Thanks to God’s amazing plans in our lives, I was reunited with my Dad in my 40's when I began wondering where he was and what he was really like. But how do you find that needle in a haystack
person when you know nothing about them. Then God stepped in. I was sitting out on my front porch one morning, reading Dear Abby, drinking a cup of tepid coffee, waiting to drive some kid to school when, right there in Dear Abby was just
what I needed! Abby told me, and the immediate world, that the Salvation Army had a service in 80 countries around the world working to put lost relatives in touch with each other. A phone call, a form, a check for five bucks and my search was underway.
A search, by the way, which was already in trouble due to lack of information: His Social Security number? Last known address? Other relatives? Correct spelling of names? Place of birth? I knew none of it.
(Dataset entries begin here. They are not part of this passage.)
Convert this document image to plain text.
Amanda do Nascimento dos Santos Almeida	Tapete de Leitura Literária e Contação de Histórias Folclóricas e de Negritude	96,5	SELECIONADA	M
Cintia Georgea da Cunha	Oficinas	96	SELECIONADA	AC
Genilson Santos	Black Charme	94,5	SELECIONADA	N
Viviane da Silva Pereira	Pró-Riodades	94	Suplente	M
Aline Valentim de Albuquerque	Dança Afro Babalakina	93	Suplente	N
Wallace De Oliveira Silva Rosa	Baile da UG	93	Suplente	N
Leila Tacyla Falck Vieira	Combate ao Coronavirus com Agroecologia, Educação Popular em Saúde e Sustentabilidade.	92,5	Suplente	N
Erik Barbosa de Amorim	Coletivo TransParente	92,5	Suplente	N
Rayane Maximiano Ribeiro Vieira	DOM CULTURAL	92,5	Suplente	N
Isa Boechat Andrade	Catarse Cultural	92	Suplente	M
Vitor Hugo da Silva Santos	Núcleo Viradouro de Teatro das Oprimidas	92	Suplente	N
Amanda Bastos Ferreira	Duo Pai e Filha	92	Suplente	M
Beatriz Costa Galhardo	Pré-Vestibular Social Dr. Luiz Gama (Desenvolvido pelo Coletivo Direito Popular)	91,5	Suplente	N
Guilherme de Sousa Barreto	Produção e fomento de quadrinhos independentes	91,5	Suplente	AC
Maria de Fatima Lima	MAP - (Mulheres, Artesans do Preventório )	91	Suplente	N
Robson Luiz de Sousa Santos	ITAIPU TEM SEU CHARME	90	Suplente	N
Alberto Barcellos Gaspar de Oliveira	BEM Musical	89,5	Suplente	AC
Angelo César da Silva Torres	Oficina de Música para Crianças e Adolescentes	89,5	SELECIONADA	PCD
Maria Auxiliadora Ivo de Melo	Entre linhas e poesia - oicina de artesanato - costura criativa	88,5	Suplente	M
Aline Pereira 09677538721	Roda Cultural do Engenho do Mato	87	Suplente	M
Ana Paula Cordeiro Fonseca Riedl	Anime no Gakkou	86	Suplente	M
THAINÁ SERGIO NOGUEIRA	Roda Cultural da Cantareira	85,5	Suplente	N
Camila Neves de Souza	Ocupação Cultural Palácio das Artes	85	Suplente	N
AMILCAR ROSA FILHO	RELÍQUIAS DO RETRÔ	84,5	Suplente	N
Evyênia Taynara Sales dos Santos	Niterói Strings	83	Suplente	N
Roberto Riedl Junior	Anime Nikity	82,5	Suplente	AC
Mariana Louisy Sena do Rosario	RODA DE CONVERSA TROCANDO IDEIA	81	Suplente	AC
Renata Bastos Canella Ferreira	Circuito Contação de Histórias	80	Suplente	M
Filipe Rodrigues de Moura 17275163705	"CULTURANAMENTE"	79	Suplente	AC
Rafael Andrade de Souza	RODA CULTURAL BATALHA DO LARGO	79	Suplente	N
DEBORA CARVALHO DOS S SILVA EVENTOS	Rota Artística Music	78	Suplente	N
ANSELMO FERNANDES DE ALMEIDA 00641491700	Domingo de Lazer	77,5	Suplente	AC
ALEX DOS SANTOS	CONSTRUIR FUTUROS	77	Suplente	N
But God had His hand on the situation. As I sat on my front porch reading Dear Abby, my Dad was sitting in his kitchen in Glendale!…reading Dear Abby. A phone call, a form, a check for five
bucks and now both of us were in the search business. I sent it in and forgot about it. Months went by and one evening the phone rang. A Major Hood of the Salvation Army was on the other end, “I think
I’ve found your father, ” she said. And she had! A delightful relationship began which continued through many years. He’s gone now, but his memory lives on for me in his artwork, which is all over my house - he was quite a famous artist.
He’s in the book I wrote from the letters he sent me about his childhood, his Dad and the early wild days of California and Mexico (A Treasure Map, A Drunken Owl, and 47 Rattlers In A Bag! – Available in the Books section right here!).
I am fortunate to have married an exceptional man who is a fantastic father. As I grew up without one, I had no clue how this worked, but John showed me that a father
is patient, he is kind, he isn’t proud, doesn’t dishonor the children or his wife, not self-seeking, not easily angered, keeps no record of wrongs. A good father rejoices with the truth. Always protects, always trusts, always hopes, always perseveres.
That means explaining the same algebra problem for the nineteenth time without throwing the book and the child on the floor. It means going to get a daughter and bring her home from a bad situation. It means staying awake at night when someone isn’t
home who should be, and gently grounding them for a year. It means being so proud of every achievement, no matter how minor. You know, this sounds a lot like that Corinthians 13 thing, doesn’t it.
Our son is an excellent father, dealing simultaneously with teenagers, a two-year old and a little guy who’s just two months old. He’s tired, but he’s available to change somebody’s pants, read them
a story or just hold them to give Michon a break.
Son-in-law, Dave, is an amazing father. He and Patti have raised four exceptional young people: David, who lives in
Germany and is a wonderful father to his little girl, Erin; Nicole who works at Sea World rescuing injured sea lions; Blake who will enter USC in the Fall and will probably be an Einstein-type genius when he emerges; Luke, who is talented, charming, bright,
and will also soon be at USC and on Broadway one day.
Son-in-law, Chris, is the amazing father of two little girls, adopted foster children, born of drug addicted mothers.
These are not easy little people, but Chris and Crissy will keep on keeping on, being the best parents possible, rejoicing in their accomplishments, however small.
Michael, great Dad to Catherine Sophia, who was wearing the “Advice From The Night Sky” t-shirt in last week’s entry, and to William, an extremely bright ten and a half year old.
Take a look at the guys around you who are fathers, and tell them they are God’s appointed and anointed men and you appreciate them. I got to tell my Dad I loved him many times before he died, we missed that father daughter thing, but I’ve seen the best at work in my family. I hope you have, too.